Curiosity gathered the sample at Quela last month.
So far, Curiosity has found the Murray formation consists mostly of mudstone, which formed as mud gathered at the bottom of ancient lakes. Curiosity scientists can use this as an indicator of how long water was present on Mars’ surface in this particular area.
“We will see whether that record of lakes continues further,” says Curiosity Project Scientist Ashwin Vasavada. “The more vertical thickness we see, the longer the lakes were present, and the longer habitable conditions existed here. Did the ancient environment change over time? Will the type of evidence we’ve found so far transition to something else?”
The rover team has already identified the next two targets past the Murray formation.
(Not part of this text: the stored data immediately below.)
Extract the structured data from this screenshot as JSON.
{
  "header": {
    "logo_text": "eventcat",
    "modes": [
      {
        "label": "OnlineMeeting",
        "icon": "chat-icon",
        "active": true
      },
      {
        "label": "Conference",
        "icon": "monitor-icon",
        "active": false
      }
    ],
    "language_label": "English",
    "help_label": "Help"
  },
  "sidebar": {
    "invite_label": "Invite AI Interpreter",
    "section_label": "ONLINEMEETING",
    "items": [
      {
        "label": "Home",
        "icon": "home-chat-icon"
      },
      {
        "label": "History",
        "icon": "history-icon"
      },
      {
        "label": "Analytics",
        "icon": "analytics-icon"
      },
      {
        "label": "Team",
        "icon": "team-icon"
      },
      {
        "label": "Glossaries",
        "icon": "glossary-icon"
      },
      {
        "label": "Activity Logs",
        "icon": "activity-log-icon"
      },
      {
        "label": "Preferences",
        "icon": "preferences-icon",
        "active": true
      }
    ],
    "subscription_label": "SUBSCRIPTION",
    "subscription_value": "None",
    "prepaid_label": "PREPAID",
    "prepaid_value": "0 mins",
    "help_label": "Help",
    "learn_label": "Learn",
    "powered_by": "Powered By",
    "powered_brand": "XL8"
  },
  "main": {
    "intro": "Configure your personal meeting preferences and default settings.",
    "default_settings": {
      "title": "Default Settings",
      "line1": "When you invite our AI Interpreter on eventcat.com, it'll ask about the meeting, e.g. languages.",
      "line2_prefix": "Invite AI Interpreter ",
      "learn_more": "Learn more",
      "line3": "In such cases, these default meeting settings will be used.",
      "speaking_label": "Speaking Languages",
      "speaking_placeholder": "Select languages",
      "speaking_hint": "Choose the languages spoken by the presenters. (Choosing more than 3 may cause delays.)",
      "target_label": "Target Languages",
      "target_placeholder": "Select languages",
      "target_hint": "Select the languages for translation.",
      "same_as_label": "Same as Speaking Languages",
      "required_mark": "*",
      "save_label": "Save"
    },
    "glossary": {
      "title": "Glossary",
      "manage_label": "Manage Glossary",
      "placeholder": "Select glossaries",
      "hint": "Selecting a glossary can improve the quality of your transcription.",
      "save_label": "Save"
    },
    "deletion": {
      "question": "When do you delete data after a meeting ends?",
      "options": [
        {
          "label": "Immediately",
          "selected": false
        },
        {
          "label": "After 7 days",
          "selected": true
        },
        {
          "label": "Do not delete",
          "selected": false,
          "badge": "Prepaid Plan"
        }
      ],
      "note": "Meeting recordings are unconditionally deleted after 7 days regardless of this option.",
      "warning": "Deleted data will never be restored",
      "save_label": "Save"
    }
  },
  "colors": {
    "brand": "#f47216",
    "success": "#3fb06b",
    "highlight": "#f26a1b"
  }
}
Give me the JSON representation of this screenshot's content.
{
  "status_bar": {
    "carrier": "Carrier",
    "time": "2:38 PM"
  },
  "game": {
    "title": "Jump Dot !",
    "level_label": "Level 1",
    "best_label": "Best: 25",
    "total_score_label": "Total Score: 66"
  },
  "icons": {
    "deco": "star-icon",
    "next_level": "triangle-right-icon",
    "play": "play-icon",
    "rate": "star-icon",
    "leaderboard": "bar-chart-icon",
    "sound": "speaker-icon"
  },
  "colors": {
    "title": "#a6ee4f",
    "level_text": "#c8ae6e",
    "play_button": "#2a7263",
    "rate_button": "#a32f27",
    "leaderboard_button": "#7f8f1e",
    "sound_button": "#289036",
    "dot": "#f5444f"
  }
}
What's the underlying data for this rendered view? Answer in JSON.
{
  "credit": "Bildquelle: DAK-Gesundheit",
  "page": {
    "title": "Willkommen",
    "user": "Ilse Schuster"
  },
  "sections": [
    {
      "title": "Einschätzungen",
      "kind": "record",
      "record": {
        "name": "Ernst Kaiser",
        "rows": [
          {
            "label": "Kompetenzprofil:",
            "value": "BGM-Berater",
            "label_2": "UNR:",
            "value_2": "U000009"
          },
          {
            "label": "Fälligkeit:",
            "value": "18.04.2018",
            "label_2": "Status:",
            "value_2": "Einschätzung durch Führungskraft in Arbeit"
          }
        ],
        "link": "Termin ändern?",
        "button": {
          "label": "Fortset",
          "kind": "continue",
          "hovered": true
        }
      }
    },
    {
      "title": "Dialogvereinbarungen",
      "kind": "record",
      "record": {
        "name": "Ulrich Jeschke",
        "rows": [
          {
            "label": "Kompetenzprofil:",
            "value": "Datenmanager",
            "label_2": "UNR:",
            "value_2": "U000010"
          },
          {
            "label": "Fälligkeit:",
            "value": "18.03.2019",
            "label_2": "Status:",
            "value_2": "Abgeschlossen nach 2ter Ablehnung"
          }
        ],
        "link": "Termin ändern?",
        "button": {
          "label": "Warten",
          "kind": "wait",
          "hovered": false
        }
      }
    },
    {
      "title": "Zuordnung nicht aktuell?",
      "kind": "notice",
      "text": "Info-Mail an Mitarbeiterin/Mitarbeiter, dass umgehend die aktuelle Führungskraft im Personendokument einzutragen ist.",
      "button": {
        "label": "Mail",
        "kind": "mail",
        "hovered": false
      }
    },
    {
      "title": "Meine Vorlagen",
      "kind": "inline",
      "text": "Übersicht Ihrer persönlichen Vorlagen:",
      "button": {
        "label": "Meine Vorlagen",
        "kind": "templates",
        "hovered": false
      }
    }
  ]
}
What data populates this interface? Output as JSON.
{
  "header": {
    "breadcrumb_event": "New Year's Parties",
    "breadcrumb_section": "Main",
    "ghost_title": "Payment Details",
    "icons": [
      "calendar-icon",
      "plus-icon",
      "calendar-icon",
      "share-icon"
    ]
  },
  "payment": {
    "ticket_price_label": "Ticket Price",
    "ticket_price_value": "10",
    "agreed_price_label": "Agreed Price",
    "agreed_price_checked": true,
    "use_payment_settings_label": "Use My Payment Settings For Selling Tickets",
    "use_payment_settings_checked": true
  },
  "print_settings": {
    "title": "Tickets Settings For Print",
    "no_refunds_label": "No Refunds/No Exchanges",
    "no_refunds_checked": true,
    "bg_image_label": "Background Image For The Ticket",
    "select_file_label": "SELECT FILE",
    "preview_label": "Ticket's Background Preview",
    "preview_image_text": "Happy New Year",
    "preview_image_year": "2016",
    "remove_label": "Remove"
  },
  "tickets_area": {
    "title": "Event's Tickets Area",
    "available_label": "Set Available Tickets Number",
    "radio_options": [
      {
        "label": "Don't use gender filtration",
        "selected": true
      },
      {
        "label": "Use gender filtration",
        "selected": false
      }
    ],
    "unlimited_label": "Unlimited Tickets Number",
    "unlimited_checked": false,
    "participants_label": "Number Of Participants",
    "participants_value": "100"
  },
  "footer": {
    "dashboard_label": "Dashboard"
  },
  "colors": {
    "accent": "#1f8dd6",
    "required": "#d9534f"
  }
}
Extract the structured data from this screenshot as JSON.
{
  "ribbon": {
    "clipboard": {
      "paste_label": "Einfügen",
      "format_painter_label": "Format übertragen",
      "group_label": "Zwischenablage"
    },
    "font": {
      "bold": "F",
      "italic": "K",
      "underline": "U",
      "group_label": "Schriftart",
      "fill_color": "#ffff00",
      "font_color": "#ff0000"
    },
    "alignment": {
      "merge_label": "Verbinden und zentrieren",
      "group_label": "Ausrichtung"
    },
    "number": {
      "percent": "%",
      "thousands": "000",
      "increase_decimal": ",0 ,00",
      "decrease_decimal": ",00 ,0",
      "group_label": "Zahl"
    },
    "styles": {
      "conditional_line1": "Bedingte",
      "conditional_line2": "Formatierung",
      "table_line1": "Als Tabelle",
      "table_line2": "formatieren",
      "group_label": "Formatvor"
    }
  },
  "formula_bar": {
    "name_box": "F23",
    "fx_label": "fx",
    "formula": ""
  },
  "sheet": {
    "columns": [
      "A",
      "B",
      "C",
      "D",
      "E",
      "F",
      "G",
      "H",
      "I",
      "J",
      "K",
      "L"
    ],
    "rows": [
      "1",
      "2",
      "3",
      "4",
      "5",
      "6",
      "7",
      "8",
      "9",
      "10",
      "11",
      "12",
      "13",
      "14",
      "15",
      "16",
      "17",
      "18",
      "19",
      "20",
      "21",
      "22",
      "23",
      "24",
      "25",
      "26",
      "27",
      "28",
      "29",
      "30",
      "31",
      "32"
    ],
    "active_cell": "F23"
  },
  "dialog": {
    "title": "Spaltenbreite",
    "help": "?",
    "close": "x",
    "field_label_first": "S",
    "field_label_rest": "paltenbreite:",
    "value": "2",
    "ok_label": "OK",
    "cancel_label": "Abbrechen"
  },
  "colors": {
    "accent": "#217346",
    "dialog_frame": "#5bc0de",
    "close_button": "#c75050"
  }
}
Just over a mile ahead is a ridge home to material stuffed in iron-oxide mineral hematite. Past that, an exposure of clay-rich bedrock. Curiosity is off to a busy start in its new two-year campaign.
With a new two-year mission, Curiosity continues right where it left off. Investigating evidence of Mars’ ancient past (which was wetter) and how it contrasts with the arid landscape on the red planet today.
“Bidding goodbye to ‘Murray Buttes,’ Curiosity’s assignment is the ongoing study of ancient habitability and the potential for life,” said Curiosity Program Scientist Michael Meyer. “This mission, as it explores the succession of rock layers, is reading the ‘pages’ of Martian history — changing our understanding of Mars and how the planet has evolved. Curiosity has been and will be a cornerstone in our plans for future missions.”
The next two targets suggest different environments than what the rover observed in the Murray formation. Different, but still wet. Hematite and clay often form in wet environments.
“It will be interesting to see whether either or both were habitable environments,” Vasavada added.
1,520 days later and Curiosity is still going strong. Don’t be surprised if NASA approves another extension as the rover keeps traveling higher up the slopes of Mount Sharp. I don’t blame NASA for keeping most of the design for its Mars 2020 rover. Curiosity was expected to last two years. More than four years later and it’s still going strong. It’s no Opportunity (that rover is still going strong 12 years after landing), but it’s still impressive.